Breeders' organization wants to preserve program for California-sired horses.

The California Thoroughbred Breeders Association plans to work with Santa Anita Park and the state's horsemen to ensure that the California Cup program continues this year, the organization's general manager said.

California Cup, a one-day series of races for state-sired horses, has been scaled back in the past few years and may undergo further changes if it resumes in 2011, officials have said.

"We believe we can jointly come to an agreement to hold such an important day of racing for the California breeding program," said Doug Burge, the CTBA's executive vice president and general manager, said in a statement Feb. 18.

Conceived in 1990, Cal Cup has been run as part of the Oak Tree Racing Association's schedule. The California Horse Racing Board, by a 6-0 vote, transferred the traditional autumn Oak Tree dates to Santa Anita for 2011 during its Feb. 17 meeting. The six-week meet will run from Sept. 28 to Nov. 6 this year.

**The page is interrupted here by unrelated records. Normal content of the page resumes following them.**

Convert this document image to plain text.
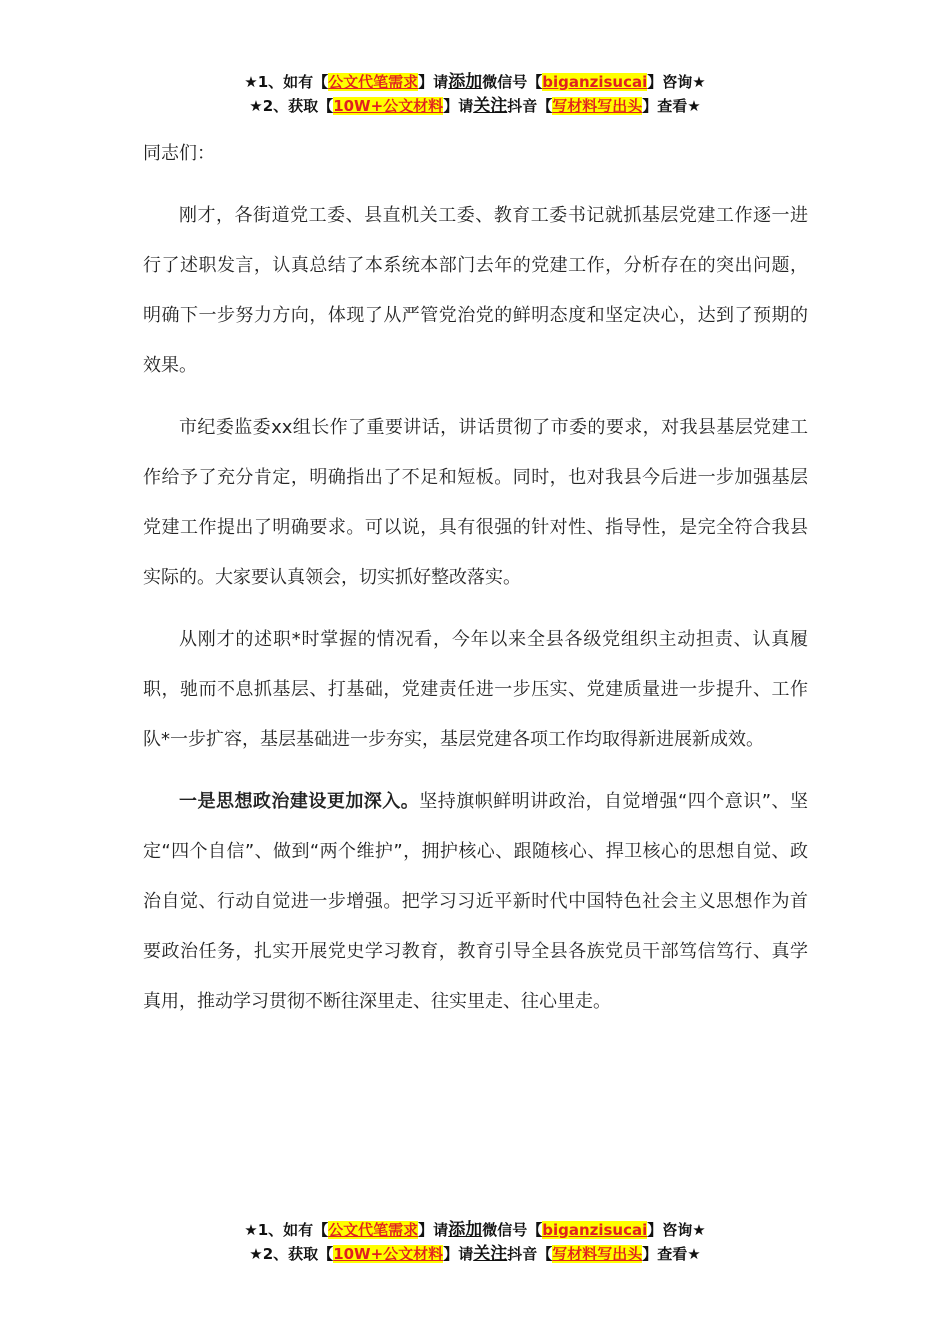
★1、如有【公文代笔需求】请添加微信号【biganzisucai】咨询★
★2、获取【10W+公文材料】请关注抖音【写材料写出头】查看★

同志们：

刚才，各街道党工委、县直机关工委、教育工委书记就抓基层党建工作逐一进行了述职发言，认真总结了本系统本部门去年的党建工作，分析存在的突出问题，明确下一步努力方向，体现了从严管党治党的鲜明态度和坚定决心，达到了预期的效果。

市纪委监委xx组长作了重要讲话，讲话贯彻了市委的要求，对我县基层党建工作给予了充分肯定，明确指出了不足和短板。同时，也对我县今后进一步加强基层党建工作提出了明确要求。可以说，具有很强的针对性、指导性，是完全符合我县实际的。大家要认真领会，切实抓好整改落实。

从刚才的述职*时掌握的情况看，今年以来全县各级党组织主动担责、认真履职，驰而不息抓基层、打基础，党建责任进一步压实、党建质量进一步提升、工作队*一步扩容，基层基础进一步夯实，基层党建各项工作均取得新进展新成效。

一是思想政治建设更加深入。坚持旗帜鲜明讲政治，自觉增强“四个意识”、坚定“四个自信”、做到“两个维护”，拥护核心、跟随核心、捍卫核心的思想自觉、政治自觉、行动自觉进一步增强。把学习习近平新时代中国特色社会主义思想作为首要政治任务，扎实开展党史学习教育，教育引导全县各族党员干部笃信笃行、真学真用，推动学习贯彻不断往深里走、往实里走、往心里走。

★1、如有【公文代笔需求】请添加微信号【biganzisucai】咨询★
★2、获取【10W+公文材料】请关注抖音【写材料写出头】查看★
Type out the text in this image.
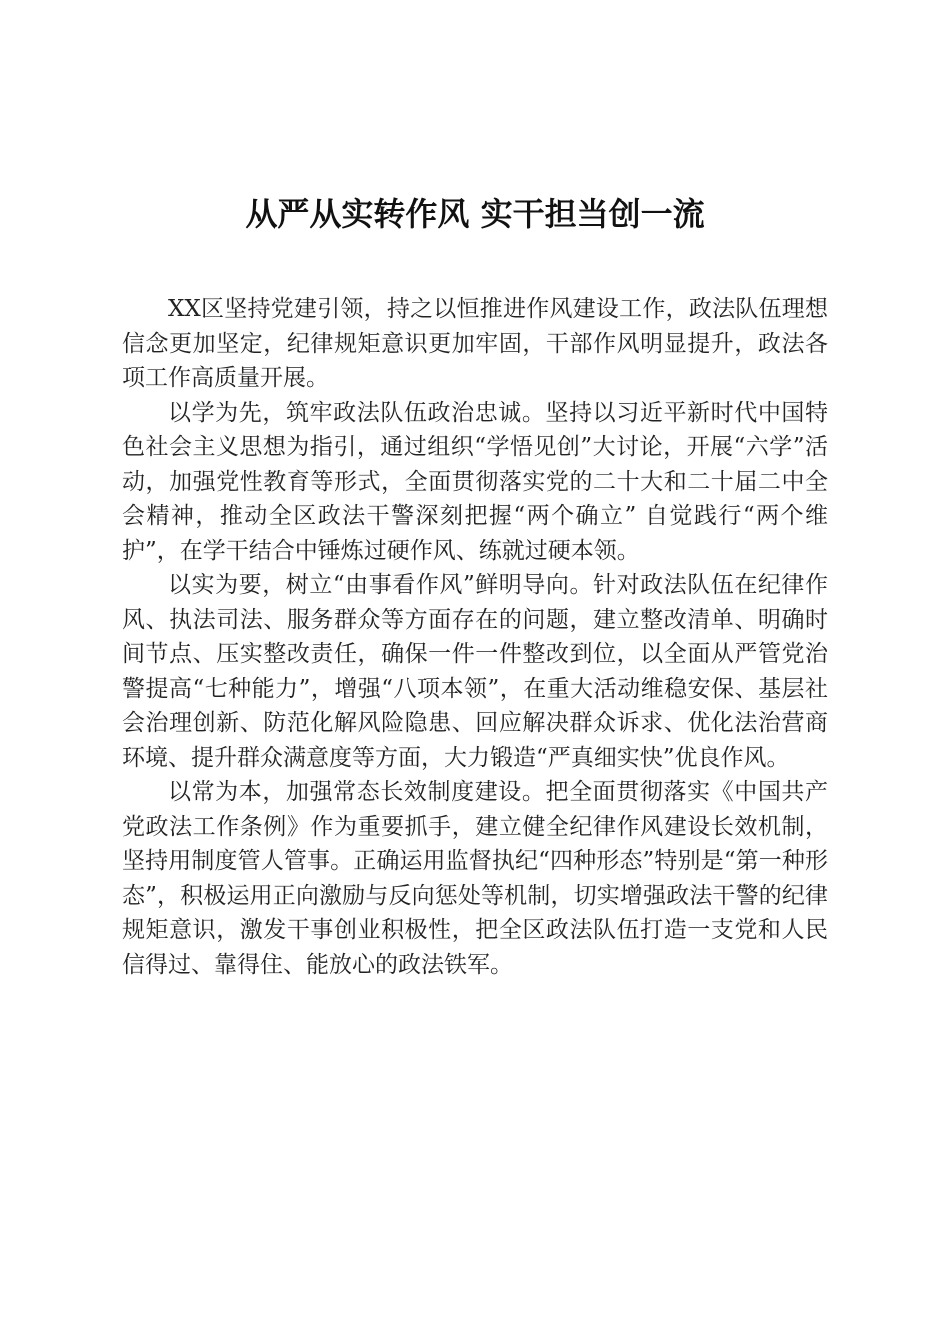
从严从实转作风 实干担当创一流

XX区坚持党建引领，持之以恒推进作风建设工作，政法队伍理想信念更加坚定，纪律规矩意识更加牢固，干部作风明显提升，政法各项工作高质量开展。

以学为先，筑牢政法队伍政治忠诚。坚持以习近平新时代中国特色社会主义思想为指引，通过组织“学悟见创”大讨论，开展“六学”活动，加强党性教育等形式，全面贯彻落实党的二十大和二十届二中全会精神，推动全区政法干警深刻把握“两个确立” 自觉践行“两个维护”，在学干结合中锤炼过硬作风、练就过硬本领。

以实为要，树立“由事看作风”鲜明导向。针对政法队伍在纪律作风、执法司法、服务群众等方面存在的问题，建立整改清单、明确时间节点、压实整改责任，确保一件一件整改到位，以全面从严管党治警提高“七种能力”，增强“八项本领”，在重大活动维稳安保、基层社会治理创新、防范化解风险隐患、回应解决群众诉求、优化法治营商环境、提升群众满意度等方面，大力锻造“严真细实快”优良作风。

以常为本，加强常态长效制度建设。把全面贯彻落实《中国共产党政法工作条例》作为重要抓手，建立健全纪律作风建设长效机制，坚持用制度管人管事。正确运用监督执纪“四种形态”特别是“第一种形态”，积极运用正向激励与反向惩处等机制，切实增强政法干警的纪律规矩意识，激发干事创业积极性，把全区政法队伍打造一支党和人民信得过、靠得住、能放心的政法铁军。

The Oak Tree season had been held at Santa Anita since 1969 until last year, when Oak Tree was forced to move to Hollywood Park after horsemen objected to the condition of Santa Anita's synthetic track. The track has been replaced by a traditional dirt surface.

During the CHRB meeting, Santa Anita executive Scott Daruty expressed some reservation about Cal Cup.

He told the board that in recent years, California Cup "has not been successful from a financial standpoint. We'd be interested in discussing ways to hold the event. If we can work with the industry, work with the breeders and the (Thoroughbred Owners of California) to make a Cal Cup day that makes econmic sense, we'd be in favor of that."

Faced with declines in wagering and attendance in recent years, Cal Cup has reduced the number of races and some purses. The Cal Cup Classic, for instance, was worth $250,000 from 1990 to 2008, but dropped to $200,000 in 2009 and $150,000 last year. The 2010 program featured seven stakes worth nearly $1 million.